If you are a trustee or the executor of an estate, selling property may be among the tasks you will have to complete. You have an obligation to the beneficiaries of the trust or the estate to maximize what they will receive after a loved one’s death.
Failing to properly handle estate assets could lead to claims brought against you by beneficiaries. How can you protect yourself when preparing for an estate sale or to liquidate trust assets?
Make sure you know the fair market value of estate property
One of the biggest mistakes that trustees or executors make when selling property is the failure to determine what those assets are worth and to get the maximum value for them.
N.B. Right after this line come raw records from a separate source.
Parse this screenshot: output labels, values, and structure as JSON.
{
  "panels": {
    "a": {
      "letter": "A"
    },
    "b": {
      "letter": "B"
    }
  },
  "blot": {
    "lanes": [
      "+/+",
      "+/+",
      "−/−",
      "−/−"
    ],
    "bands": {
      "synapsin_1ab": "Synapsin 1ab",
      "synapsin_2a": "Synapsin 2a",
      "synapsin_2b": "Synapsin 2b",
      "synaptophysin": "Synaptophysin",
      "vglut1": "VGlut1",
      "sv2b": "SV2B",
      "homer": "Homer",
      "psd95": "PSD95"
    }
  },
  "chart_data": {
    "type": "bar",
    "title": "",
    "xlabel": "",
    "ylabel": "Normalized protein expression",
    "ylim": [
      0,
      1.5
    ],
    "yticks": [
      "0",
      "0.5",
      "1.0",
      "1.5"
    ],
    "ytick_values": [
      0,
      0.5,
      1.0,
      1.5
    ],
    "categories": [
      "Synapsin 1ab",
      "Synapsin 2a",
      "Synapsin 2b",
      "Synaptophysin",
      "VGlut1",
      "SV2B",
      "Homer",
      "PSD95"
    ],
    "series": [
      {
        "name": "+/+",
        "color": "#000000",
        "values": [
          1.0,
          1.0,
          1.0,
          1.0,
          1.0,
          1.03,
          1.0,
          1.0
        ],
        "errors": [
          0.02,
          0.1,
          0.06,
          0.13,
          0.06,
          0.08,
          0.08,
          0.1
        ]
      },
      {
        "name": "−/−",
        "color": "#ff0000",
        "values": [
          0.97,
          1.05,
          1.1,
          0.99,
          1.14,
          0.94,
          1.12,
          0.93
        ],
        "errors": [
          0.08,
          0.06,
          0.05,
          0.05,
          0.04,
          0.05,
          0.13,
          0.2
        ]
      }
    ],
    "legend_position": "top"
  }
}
Cooperating with a professional appraiser can help you determine the overall value of the property and can help you identify certain belongings, like jewelry, fine art or antique furniture that may be worth substantially more than the average person would expect.
Simply bringing in an estate sale company might not be the best approach, as these businesses frequently have rules requiring that you sell the remainder of the property to them at a reduced rate. They might charge too much during the estate sale so that very little actually sells, allowing them to purchase the majority of the property for a fraction of what it’s worth.
You have to be particularly careful if you want to sell individual assets to beneficiaries of the estate. Even they should offer the fair market value for any estate or trust property they would like to purchase. By determining a fair price for the most valuable assets in the estate, you help ensure you maximize what the beneficiaries receive.
Mentally focusing on the long-term outcome during trust administration or estate administration will help you better fulfill your duties.